In Jacob Lassner’s analysis it is the Queen of Sheba’s political power that makes her dangerous enough to Solomon for him to find it necessary to subdue her. However, it is significant that the perversity of this power – wielded by a woman – is symbolised by the Queen’s hairy legs, by a blot on her beauty. Clearly, if she is so powerful than she cannot really be a woman.

Beauty, therefore, is a manifestation of weakness and of femininity, two attributes which are irrevocably connected; in the Jewish Stories of Ben Sira, Solomon is able to sexually possess the Queen once her hairy legs have been made smooth, in an echo of Samson and Delilah – a story which offers a clear example of hair as a signifier for masculine strength, inappropriate for a woman. However, beauty tends to be described as a power, and the Queen’s seductive power is one of the factors that make her so dangerous. But it is perhaps a secondary power, ineffable in contrast to the actual physical strength of men, and once a woman’s beauty is sexually possessed it loses its influence and its threat.

The revealing of the Queen’s hairy legs at the moment when she is fooled by the glass floor also connects her hairiness – the imperfection of her beauty – to the fallibility of her wisdom. Both her vaunted beauty and intellect are undermined in a single motion, suggesting a link between the two which is not often proposed. In this case Lassner’s emphasis on power as the Queen’s central attribute enables the interpretation that:

the Queen’s beauty and wisdom are, in this story, ciphers for her political power, which is really the only thing under discussion.
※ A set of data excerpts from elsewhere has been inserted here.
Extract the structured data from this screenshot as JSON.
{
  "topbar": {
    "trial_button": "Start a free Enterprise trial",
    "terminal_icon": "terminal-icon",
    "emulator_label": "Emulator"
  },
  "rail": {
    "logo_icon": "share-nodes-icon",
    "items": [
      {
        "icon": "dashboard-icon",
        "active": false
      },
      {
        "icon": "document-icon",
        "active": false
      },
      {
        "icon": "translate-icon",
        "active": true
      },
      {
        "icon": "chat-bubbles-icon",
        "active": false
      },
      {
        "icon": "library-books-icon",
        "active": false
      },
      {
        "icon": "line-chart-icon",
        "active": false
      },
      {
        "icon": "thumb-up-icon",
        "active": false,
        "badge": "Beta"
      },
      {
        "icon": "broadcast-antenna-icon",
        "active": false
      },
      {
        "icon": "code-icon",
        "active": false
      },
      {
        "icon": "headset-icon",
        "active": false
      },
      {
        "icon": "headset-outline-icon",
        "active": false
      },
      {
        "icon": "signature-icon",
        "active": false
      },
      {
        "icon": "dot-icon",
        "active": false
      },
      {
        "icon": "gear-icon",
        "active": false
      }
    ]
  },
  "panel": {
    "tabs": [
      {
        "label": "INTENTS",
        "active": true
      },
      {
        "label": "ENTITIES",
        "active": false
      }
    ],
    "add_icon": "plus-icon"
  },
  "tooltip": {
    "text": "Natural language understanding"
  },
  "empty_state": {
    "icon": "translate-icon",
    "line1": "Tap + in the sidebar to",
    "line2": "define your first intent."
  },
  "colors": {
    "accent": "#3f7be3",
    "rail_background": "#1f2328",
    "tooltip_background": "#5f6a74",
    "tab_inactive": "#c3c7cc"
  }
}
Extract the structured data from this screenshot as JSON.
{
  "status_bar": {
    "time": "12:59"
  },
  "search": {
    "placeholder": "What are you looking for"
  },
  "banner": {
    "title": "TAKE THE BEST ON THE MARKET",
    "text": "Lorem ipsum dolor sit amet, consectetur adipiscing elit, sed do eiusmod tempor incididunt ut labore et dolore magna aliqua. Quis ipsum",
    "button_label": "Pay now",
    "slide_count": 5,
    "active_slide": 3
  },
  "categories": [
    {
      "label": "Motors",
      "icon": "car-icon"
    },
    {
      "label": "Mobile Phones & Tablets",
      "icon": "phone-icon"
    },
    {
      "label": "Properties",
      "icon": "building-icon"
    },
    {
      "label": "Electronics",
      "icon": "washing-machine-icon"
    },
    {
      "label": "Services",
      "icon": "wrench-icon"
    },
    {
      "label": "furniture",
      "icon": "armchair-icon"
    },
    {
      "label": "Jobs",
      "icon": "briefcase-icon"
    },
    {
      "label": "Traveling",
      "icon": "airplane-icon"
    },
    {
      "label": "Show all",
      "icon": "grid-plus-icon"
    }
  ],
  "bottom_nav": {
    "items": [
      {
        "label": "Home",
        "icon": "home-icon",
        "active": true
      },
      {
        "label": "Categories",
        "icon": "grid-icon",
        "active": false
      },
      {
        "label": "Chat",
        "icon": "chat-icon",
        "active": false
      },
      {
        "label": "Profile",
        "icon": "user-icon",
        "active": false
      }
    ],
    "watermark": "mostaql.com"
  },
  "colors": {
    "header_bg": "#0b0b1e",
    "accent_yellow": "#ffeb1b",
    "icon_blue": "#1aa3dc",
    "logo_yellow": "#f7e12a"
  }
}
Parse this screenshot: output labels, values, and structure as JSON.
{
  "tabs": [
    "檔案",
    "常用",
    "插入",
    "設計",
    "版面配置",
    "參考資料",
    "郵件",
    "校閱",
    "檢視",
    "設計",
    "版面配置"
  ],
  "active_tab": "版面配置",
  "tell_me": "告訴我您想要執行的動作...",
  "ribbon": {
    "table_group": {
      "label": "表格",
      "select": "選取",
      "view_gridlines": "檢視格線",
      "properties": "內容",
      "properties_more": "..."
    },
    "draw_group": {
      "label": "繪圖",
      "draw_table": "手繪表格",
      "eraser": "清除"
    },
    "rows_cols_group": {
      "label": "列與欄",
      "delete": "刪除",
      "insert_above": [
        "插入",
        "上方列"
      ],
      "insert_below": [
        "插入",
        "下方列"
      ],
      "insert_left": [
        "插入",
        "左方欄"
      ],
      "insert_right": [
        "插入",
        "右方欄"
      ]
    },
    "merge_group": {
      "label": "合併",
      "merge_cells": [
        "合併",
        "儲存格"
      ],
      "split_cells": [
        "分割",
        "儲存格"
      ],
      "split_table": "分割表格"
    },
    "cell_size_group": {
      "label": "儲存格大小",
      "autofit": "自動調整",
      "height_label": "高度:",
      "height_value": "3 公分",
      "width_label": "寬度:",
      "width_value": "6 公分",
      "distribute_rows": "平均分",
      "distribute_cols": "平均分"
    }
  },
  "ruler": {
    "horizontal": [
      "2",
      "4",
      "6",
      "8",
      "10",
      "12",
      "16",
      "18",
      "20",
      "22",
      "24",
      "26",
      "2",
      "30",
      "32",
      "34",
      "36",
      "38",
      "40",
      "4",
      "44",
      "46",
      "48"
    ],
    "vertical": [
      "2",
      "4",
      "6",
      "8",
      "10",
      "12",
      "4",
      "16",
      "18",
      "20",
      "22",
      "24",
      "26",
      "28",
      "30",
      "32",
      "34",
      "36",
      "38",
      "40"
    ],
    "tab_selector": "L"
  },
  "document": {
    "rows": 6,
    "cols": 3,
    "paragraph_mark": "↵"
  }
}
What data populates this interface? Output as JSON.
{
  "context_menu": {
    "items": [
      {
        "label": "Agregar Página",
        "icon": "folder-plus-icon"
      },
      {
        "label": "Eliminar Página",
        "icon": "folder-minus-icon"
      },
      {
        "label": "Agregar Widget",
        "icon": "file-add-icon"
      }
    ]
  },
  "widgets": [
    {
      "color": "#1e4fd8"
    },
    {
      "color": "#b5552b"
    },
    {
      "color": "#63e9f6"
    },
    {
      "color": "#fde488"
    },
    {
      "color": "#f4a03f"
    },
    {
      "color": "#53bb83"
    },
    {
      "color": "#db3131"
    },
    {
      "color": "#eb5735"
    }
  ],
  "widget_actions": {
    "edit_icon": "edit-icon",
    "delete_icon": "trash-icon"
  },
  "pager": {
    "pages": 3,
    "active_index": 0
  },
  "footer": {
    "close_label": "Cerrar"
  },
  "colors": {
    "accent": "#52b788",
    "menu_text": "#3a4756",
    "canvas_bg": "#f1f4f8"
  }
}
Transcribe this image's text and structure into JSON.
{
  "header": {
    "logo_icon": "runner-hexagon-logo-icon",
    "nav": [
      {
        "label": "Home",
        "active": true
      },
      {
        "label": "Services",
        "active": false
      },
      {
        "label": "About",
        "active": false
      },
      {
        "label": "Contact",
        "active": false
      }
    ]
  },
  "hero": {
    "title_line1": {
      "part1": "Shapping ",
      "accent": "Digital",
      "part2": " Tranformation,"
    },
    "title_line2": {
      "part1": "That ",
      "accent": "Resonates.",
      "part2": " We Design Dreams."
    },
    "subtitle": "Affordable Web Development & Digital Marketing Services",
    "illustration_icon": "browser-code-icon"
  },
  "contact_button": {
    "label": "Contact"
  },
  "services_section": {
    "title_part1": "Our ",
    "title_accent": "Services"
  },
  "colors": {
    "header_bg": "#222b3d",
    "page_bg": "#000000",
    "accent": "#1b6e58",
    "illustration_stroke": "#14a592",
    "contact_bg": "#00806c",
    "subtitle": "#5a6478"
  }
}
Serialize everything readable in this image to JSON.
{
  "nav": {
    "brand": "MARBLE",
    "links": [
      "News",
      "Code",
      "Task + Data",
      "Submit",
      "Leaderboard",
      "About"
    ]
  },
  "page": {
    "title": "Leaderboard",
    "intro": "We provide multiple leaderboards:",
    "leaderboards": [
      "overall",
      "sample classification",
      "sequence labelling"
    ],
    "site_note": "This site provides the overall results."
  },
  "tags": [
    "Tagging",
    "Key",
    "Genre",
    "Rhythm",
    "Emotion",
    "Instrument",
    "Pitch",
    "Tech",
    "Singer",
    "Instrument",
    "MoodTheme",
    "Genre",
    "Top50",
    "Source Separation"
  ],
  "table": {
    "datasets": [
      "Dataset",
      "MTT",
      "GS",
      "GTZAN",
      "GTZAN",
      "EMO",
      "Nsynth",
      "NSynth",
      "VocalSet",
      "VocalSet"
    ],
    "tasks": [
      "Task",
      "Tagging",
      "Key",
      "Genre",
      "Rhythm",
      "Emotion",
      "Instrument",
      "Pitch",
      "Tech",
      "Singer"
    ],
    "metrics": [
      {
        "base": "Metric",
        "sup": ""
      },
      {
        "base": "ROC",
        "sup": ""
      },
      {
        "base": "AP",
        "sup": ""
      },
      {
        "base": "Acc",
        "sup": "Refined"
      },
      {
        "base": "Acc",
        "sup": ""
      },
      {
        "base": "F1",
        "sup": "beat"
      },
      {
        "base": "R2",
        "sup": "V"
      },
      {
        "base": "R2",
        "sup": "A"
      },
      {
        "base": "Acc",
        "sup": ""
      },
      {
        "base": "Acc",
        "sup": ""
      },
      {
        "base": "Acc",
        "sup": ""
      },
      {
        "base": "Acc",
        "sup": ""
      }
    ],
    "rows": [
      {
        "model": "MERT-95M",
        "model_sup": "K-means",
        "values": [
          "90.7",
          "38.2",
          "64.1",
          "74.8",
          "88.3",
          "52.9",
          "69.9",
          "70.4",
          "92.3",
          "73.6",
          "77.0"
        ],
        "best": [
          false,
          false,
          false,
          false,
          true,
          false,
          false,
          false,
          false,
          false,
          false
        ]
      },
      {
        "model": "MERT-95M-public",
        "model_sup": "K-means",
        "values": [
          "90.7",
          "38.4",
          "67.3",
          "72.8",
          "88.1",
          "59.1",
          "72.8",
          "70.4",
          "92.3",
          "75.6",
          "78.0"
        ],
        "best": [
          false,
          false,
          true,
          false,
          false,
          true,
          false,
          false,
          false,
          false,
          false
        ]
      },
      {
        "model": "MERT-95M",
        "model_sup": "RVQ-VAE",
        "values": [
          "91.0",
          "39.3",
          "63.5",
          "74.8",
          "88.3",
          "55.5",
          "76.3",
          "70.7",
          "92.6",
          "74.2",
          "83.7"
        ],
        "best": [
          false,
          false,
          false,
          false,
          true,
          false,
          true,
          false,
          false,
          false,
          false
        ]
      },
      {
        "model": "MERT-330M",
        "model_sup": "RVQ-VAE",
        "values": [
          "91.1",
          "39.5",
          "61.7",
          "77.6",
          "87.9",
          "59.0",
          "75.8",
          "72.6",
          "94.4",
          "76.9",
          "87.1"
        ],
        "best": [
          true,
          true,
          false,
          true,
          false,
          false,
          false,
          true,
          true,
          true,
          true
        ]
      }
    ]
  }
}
She presents a threat to the all-powerful Solomon, by ruling the last kingdom not under his dominion – that she is a woman adds to the insult. Her unrivalled beauty and intelligence express the superlative power which is so alarming to Solomon, but the metaphorical conflation of these three, beauty/wisdom/power, means that if one of these is undermined then the whole edifice will collapse. All of the riddles she poses to Solomon, which test his ability to see through disguised appearances, are analogies of the larger deception which she embodies. The sight of her hairy legs destroys the illusion of her perfect beauty, which has been metaphorically bound up with her unsurpassed wisdom – also compromised by her own deception by the glass floor – and her daunting political power which is predicated on these attributes falls in tatters at Solomon’s feet.

The implication of this argument is that beauty is only powerful in a metaphorical sense.

So it has no direct influence of its own but represents, and functions in collusion with, financial, social or political power. This may offer an explanation to the question agonised over by philosophers of aesthetics, as to the ineffability and mystery of beauty – provoking such powerful feeling and yet so impossible to comprehend as an actual thing, so difficult to categorise or explain. If beauty is encountered in connection to various forms of power, as a visual manifestation of them and a way of aestheticising their workings – in the process assimilating the trappings of power to itself – does that mean that our analysis of beauty must always study it in context, taking into account the various factors that give it its power, and in relation to which beauty finds temporary form and significance? I think the idea that beauty is always affixed to other attributes is both enticing (as a way to study beauty beyond the philosophical abstract) and requiring further interrogation, but to always analyse beauty in its specific context seems like a very sensible thing to do. After all, it is clear that the Queen of Sheba’s hairy legs are more than just an advertisement for Venus razors.

Sources:
Lassner, Jacob. Demonizing the Queen of Sheba: Boundaries of Gender and Culture in Postbiblical Judaism and Medieval Islam. Chicago and London: The University of Chicago Press, 1993.
Stowasser, Barbara Freyer. Women in the Qur’an, Traditions, and Interpretation. New York and Oxford: Oxford University Press, 1994.